MR : Ce qui m'a toujours beaucoup aidé, c'est la solidarité, le fait de montrer que l'on n'est pas seul. Le pouvoir étatique fonctionne toujours avec des essentialismes, les gens sont racialisés, essentialisés selon leur origine, leur genre, leur religion, isolés. De sorte qu'ils ont l'impression d'être montrés du doigt précisément à cause de cette qualité, la couleur de leur peau, par exemple - et ils cherchent la faute en eux-mêmes. L'Holocauste et les processus de désolidarisation de la société en général ont fonctionné parce que les gens ne se sentaient plus concernés par ce qui arrivait aux autres. Les campagnes de haine fonctionnent toujours par le biais de la stigmatisation et, au final, tout le monde pense que les opprimés, les marginaux sont essentiellement responsables de ce qui leur arrive - ou du moins, ils restent silencieux lorsque quelqu'un est piégé.
BB : Quel rôle l'art joue-t-il dans la prévention de ces tactiques ?

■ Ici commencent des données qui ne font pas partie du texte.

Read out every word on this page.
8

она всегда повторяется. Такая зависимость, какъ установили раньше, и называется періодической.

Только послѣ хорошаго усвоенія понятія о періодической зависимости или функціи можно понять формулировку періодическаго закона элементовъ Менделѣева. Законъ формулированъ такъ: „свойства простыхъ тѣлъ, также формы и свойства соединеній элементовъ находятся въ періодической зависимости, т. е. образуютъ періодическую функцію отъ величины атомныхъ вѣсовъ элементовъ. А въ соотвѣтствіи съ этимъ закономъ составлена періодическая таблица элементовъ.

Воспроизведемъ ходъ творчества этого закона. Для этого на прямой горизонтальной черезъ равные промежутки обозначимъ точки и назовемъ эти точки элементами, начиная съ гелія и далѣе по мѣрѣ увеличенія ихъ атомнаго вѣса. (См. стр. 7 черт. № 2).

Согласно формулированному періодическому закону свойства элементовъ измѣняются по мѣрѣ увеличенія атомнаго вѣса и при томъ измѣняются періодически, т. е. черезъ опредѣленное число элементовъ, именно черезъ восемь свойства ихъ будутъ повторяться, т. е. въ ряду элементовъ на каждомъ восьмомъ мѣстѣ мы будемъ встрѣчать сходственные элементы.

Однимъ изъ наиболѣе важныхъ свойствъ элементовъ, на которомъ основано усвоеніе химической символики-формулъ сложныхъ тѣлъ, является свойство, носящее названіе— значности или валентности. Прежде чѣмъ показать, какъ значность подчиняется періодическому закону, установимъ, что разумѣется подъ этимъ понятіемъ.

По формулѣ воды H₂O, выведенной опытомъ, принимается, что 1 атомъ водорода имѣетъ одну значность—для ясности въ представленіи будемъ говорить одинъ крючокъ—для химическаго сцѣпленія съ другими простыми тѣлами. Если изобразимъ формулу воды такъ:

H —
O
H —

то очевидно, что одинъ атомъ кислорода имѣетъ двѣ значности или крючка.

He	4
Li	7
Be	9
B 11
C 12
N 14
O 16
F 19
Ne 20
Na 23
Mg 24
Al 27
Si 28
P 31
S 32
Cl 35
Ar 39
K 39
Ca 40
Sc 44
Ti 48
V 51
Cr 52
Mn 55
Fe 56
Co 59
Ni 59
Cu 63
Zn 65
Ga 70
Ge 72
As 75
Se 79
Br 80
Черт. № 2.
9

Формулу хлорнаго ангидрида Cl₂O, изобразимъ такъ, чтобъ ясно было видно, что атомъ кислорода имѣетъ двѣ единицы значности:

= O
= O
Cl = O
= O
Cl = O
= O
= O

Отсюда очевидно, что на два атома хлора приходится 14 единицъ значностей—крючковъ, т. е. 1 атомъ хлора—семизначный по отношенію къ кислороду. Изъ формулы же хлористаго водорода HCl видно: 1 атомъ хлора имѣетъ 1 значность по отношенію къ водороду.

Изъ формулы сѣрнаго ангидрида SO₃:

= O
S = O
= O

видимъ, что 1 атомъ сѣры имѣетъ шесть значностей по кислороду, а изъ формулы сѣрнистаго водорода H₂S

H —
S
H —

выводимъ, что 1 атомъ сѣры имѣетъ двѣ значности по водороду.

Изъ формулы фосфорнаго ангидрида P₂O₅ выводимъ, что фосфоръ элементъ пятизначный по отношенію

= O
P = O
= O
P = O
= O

MR : L'art peut créer la solidarité et l'identification par la politique de l'image. Qu'à l'aide de concepts généraux, d'images et d'histoires, par exemple par l'histoire de Jésus, on réalise soudain qu'il s'agit d'une histoire entièrement humaine qui se déroule aujourd'hui et qui nous concerne tous. Et vous ne pensez pas que ce qui se passe en Pologne se passe en Pologne, ce qui s'est passé dans les années 40 ne s'est passé que là. Le temps et l'espace n'existent pas en tant que topographie artistique. L'art peut être contre-historique, l'art peut entrer en contact avec les morts, l'art peut parler de ce qui n'est pas encore arrivé. L'art peut être une utopie, et l'art peut en même temps laisser cette utopie prendre place dans la réalité absolue, émotionnelle et collective d'un projet de théâtre et d'une soirée de cinéma. L'art peut avoir un effet direct et, en même temps, il est absolument fictif. Réunir la réalité et l'utopie, la pratique et l'espoir, voilà ce qu'est l'art.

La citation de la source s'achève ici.